On December 17, 1903, at Kitty Hawk, North Carolina, aviators Orville and Wilbur Wright achieved the world’s first motor-powered airplane flight. On that historic flight, the Wright brothers’ aircraft, the Wright Flyer, reached an altitude of just 8 feet and traveled a distance of 120 feet. Little did anyone know that just 66 years later, parts of that very same plane would travel much higher and much farther — all the way to the moon.
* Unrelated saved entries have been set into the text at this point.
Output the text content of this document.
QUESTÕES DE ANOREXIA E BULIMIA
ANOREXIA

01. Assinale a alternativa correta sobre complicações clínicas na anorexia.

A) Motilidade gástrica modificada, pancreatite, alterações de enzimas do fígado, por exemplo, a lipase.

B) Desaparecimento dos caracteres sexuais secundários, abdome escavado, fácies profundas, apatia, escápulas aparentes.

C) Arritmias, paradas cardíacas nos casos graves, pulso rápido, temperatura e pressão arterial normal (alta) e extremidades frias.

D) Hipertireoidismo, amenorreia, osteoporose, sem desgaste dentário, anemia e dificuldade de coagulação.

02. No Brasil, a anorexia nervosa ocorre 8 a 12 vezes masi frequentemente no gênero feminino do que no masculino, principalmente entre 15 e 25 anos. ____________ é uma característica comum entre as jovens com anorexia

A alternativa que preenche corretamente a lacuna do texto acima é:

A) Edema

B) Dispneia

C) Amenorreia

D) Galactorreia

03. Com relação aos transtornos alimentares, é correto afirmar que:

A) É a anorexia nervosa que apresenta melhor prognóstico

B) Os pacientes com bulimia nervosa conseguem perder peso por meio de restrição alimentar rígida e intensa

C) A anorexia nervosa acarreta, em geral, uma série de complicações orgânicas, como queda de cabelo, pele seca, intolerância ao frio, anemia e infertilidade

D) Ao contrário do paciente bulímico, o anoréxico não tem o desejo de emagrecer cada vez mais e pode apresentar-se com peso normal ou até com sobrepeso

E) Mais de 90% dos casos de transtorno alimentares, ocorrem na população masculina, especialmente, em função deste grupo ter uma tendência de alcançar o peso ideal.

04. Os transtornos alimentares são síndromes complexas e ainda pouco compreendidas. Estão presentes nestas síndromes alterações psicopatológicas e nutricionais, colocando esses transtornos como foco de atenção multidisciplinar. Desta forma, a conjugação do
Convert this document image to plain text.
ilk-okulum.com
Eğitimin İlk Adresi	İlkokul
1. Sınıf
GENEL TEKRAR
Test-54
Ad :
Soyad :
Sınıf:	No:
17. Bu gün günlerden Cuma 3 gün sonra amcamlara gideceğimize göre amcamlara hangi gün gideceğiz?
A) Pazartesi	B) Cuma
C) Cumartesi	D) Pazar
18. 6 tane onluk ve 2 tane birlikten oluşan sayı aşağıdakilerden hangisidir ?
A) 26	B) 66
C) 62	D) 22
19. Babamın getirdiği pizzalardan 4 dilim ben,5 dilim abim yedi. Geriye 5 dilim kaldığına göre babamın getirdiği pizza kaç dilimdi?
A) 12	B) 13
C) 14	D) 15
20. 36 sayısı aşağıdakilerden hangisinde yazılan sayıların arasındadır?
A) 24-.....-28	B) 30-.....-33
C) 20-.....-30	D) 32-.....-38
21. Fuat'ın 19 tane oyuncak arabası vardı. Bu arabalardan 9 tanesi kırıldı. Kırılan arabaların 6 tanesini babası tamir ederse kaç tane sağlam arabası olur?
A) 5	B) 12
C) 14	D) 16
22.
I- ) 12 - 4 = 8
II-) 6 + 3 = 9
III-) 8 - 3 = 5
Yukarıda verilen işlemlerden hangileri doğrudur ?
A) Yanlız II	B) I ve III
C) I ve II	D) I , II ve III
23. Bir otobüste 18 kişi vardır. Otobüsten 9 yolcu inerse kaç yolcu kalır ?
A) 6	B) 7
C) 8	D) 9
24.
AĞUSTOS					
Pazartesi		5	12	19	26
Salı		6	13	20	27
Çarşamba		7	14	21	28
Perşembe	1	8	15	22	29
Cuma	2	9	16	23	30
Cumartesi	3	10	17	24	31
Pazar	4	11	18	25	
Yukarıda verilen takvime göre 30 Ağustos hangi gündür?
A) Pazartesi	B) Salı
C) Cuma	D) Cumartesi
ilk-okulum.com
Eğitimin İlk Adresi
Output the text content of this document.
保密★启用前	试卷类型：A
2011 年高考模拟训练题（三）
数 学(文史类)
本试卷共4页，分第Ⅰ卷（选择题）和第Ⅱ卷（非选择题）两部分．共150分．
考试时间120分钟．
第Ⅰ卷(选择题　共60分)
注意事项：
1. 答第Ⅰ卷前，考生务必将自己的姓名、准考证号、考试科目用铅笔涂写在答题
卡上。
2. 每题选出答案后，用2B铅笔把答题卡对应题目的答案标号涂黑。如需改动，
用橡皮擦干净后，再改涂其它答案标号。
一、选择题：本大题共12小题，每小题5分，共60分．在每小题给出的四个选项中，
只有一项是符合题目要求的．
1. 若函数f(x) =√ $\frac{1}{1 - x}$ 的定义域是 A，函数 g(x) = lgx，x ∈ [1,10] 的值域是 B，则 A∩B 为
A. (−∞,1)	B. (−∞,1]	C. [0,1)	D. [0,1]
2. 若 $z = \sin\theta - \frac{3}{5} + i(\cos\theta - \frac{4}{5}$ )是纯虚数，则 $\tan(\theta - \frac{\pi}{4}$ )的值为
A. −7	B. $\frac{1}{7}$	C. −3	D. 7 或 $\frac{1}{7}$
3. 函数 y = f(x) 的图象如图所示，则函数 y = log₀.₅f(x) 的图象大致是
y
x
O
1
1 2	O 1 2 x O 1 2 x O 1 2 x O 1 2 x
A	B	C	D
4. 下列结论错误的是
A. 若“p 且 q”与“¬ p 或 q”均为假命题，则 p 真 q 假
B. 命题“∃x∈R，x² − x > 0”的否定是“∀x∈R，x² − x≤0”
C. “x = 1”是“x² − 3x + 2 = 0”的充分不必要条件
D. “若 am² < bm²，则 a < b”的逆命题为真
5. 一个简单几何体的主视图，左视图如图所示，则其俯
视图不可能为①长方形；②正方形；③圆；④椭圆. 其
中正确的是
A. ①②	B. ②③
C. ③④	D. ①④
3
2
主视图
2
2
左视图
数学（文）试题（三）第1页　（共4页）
When astronaut Neil Armstrong became the first person to walk on the moon on July 20, 1969, he brought with him two fragments from the original Wright Flyer: a 1.25-square-inch piece of muslin fabric cut from the aircraft’s left wing, and a piece of spruce wood taken from the left propeller. Armstrong carried the pieces inside his “personal preference kit,” a small bag of personal items that each of the Apollo 11 astronauts was allowed to bring with them into the lunar module for their journey. But Armstrong wasn’t content to simply treat the Wright Flyer artifacts as carry-on luggage — he placed the fabric and wood inside a pocket of his space suit and walked with them on the lunar surface. In this way, Armstrong was able to pay tribute to the Wright brothers, whose pioneering work ushered in the age of aviation that made the Apollo 11 mission possible.